O musical divertido conta a história das Irmãs Mahoney (sempre confundidas com Maloney), a morena Hank (Bessie Love) e a loira Queenie (Anita Page), que são trazidas à Nova Iorque pelo seu tio Jed (Jed Prouty, em um papel muito engraçado como agente gago) e apresentadas ao cantor performático Eddie Kearns (Charles King), que promete às garotas um número de destaque na Broadway. Eddie era apaixonado por Hank, mas logo cai de amores por Queenie, que não via há tempos. Queenie, amando secretamente Eddie para não magoar sua irmã, porém, começa a ser perseguida por um dos financiadores do espetáculo na Boradway, Jock Warriner (Kenneth Thomson), um ricaço mulherengo que promete muitos bens materiais à garota. Entre espetáculos bem ou mal sucedidos na Broadway, o triangulo amoroso vai se desenvolvendo de maneira bem natural, regado à canções muito lindas e "grudentas", como a que dá título ao filme. Mas a relação das irmãs Mahoney não pode ser a mesma enquanto amam o mesmo homem: uma delas vai ter de ceder, e isso acontece já no finalzinho do filme, com duas cenas seguidas bem marcantes: um drama que realmente mareja os olhos e uma trapalhada digna dos bons momentos do cinema sem falas.

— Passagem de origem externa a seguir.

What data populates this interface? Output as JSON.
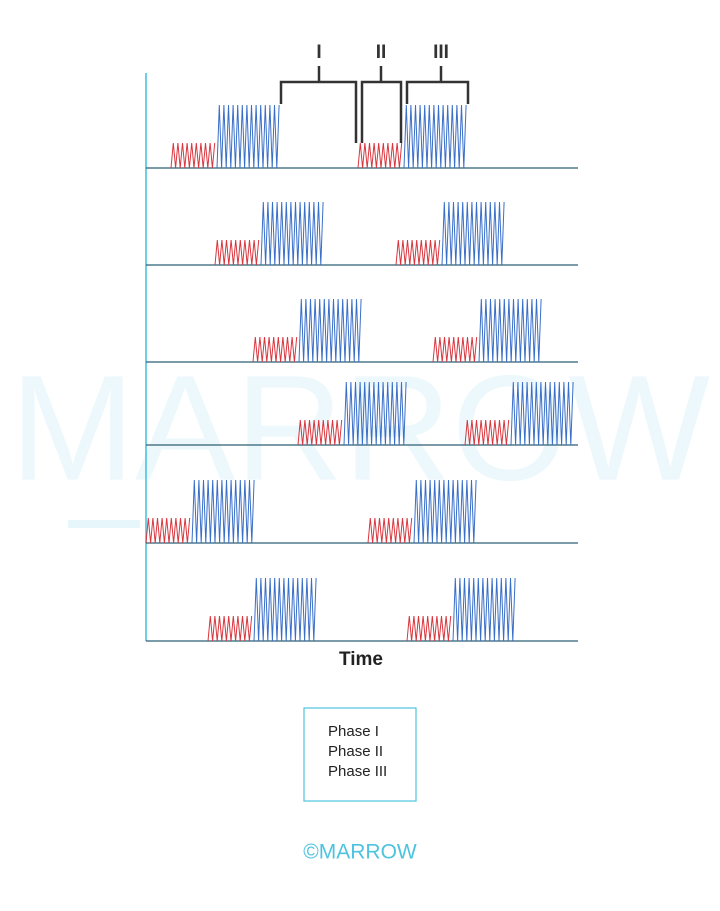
{
  "watermark": "MARROW",
  "phase_labels": [
    "I",
    "II",
    "III"
  ],
  "axis_label": "Time",
  "legend": [
    "Phase I",
    "Phase II",
    "Phase III"
  ],
  "footer": "©MARROW"
}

Melodia da Broadway, por sinal,tem muitos resquícios do cinema mudo, principalmente porque ainda existiam filmes sem voz sendo rodados: Tempos Modernos, de Chaplin, por exemplo, foi produzido em 1936, mas já era uma exceção. O último filme mudo que os estudiosos apontam é O Beijo, com Greta Garbo, e lançado em 1929 pela MGM, a mesma produtora de Melodia da Broadway, ou seja, no mesmo ano tivemos essa transição entre o mudo e o sonoro documentada pela Metro-Goldwyn-Mayer. Melodia da Broadway é musical com toques de comédia que foi dirigido por Harry Beaumont, um cineasta que realizou - pasmem - 100 filmes! Como a maioria de sua filmografia é anterior a 1929, fica bastante nítido que muitos enquadramentos - e equipamentos de filmagem - são os mesmos do maravilhoso e elegante cinema mudo estadunidense. Também percebe-se que os atores ainda estavam numa fase de adaptação: a todo momento ocorrem certos exageros gestuais e expressivos, como caretas e movimentação corporal. Por Melodia da Broadway ser um filme engraçado e cantado em muitas cenas, o elenco também veio do cinema de comédia muda, e pode-se notar isso de forma clara em muitas cenas que não exigem diálogos. Por sinal, se o filme fosse mudo, provavelmente sentiríamos pouquíssima diferença em sua estrutura , pois ainda não estava tão estabelecido o formato de narração visual que temos hoje em dia. O maior exemplo disso talvez seja a presença de intertítulos na mudança de cenas e cenários: aparecem sempre as palavras indicando o local que veremos a seguir. No começo causa estranheza ao espectador, mas logo se mostra muito interessante tentar "pescar" essas reminiscências do cinema mudo em Melodia da Broadway.
Mesmo não sendo uma obra tão marcante como filme em si, o seu caráter histórico e sua importância dentro das grandes premiações cinematográficas (o segundo filme a ganhar um Oscar) fazem de Melodia da Broadway um filme que precisa ser visto por quem ama Cinema. Com certeza, é um filme muito divertido!